A exposição principal, patente no castelo de Bratislava, apresenta ilustrações de autores concorrentes aos prémios da bienal e dela faz parte o trabalho de André Letria para o livro ilustrado “A Guerra”, que criou a partir de um texto de José Jorge Letria.

Numa edição em que o Grande Prémio BIB foi atribuído ao autor iraniano Hassan Moosavi, André Letria é um dos cinco distinguidos com o BIB Plaque 2019, ao lado de Guilherme Karsten (Brasil), Maja Kastelic (Eslovénia), Chiki Kikuchi (Japão) e Anat Warshavski (Israel).

A Bienal de Ilustração de Bratislava termina a 05 de janeiro.

Publicado em 2018 pela Pato Lógico, “A Guerra” já obteve vários prémios nacionais e internacionais.
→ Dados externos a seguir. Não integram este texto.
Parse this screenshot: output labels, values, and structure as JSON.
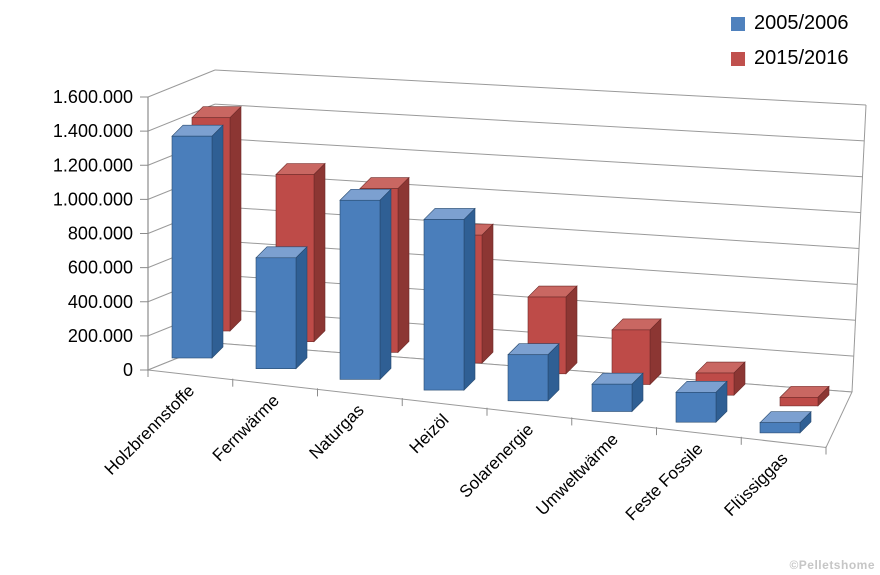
{
  "watermark": "©Pelletshome",
  "legend": {
    "position": "top-right",
    "items": [
      {
        "label": "2005/2006",
        "color": "#4F81BD"
      },
      {
        "label": "2015/2016",
        "color": "#C0504D"
      }
    ]
  },
  "chart_data": {
    "type": "bar",
    "projection": "3d-column",
    "title": "",
    "xlabel": "",
    "ylabel": "",
    "grid": true,
    "legend_position": "top-right",
    "categories": [
      "Holzbrennstoffe",
      "Fernwärme",
      "Naturgas",
      "Heizöl",
      "Solarenergie",
      "Umweltwärme",
      "Feste Fossile",
      "Flüssiggas"
    ],
    "series": [
      {
        "name": "2005/2006",
        "color": "#4F81BD",
        "values": [
          1300000,
          650000,
          1050000,
          1000000,
          270000,
          160000,
          175000,
          60000
        ]
      },
      {
        "name": "2015/2016",
        "color": "#C0504D",
        "values": [
          1250000,
          980000,
          960000,
          750000,
          450000,
          320000,
          130000,
          50000
        ]
      }
    ],
    "ylim": [
      0,
      1600000
    ],
    "y_step": 200000,
    "y_ticks": [
      "0",
      "200.000",
      "400.000",
      "600.000",
      "800.000",
      "1.000.000",
      "1.200.000",
      "1.400.000",
      "1.600.000"
    ]
  }
}
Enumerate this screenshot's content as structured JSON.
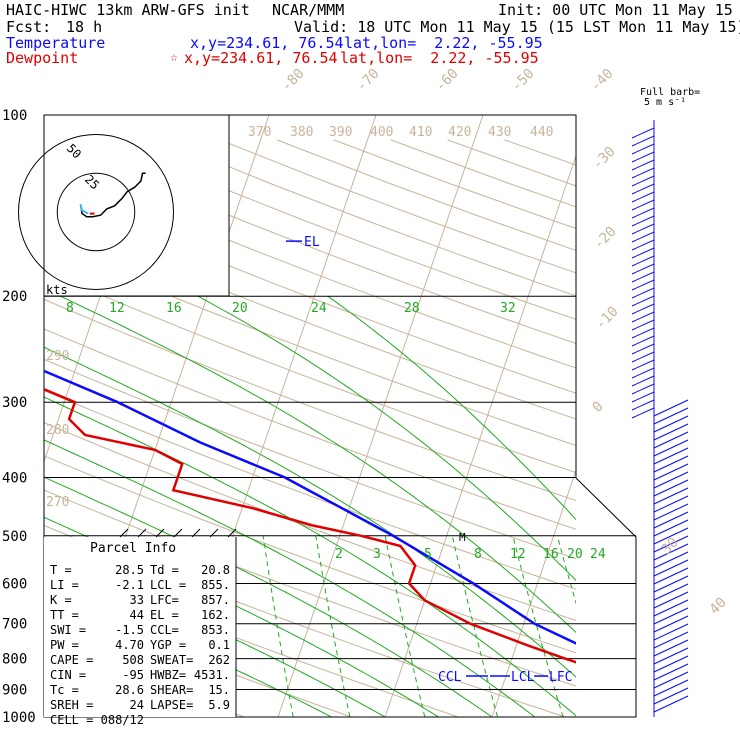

Por conta dele, André Letria recebeu este mês o Prémio Nacional BIG, atribuído pela Bienal de Ilustração de Guimarães, e o Prémio Nacional de Ilustração, da Direção-Geral do Livro, Arquivos e Bibliotecas.

Com edição prevista em inglês, alemão, italiano, polaco, coreano e chinês, “A Guerra” é uma narrativa visual, com uma linguagem cinematográfica, com um imaginário que convoca a ideia de guerra e com espaço para o leitor se interrogar sobre o tema.

Em entrevista recente à agência Lusa, André Letria explicou que “A Guerra” é um livro que convoca o leitor sobre totalitarismos, sede controlo e de poder.

No livro está representado “alguém que tem desejos de domínio total, um retrato que pode ser aplicado a figuras dos anos 1930, mas também àquilo que vemos que acontece na Europa de leste, na Hungria na Polónia”, alertou.

Por isso, entende que “A Guerra” – destinado a todos os leitores – é contra o esquecimento.

“Estamos a distrair-nos e a desistir de aprofundar coisas, de investigar, de querer saber a origem dos assuntos, dos conflitos e dos problemas que nos afetam”, sublinhou André Letria.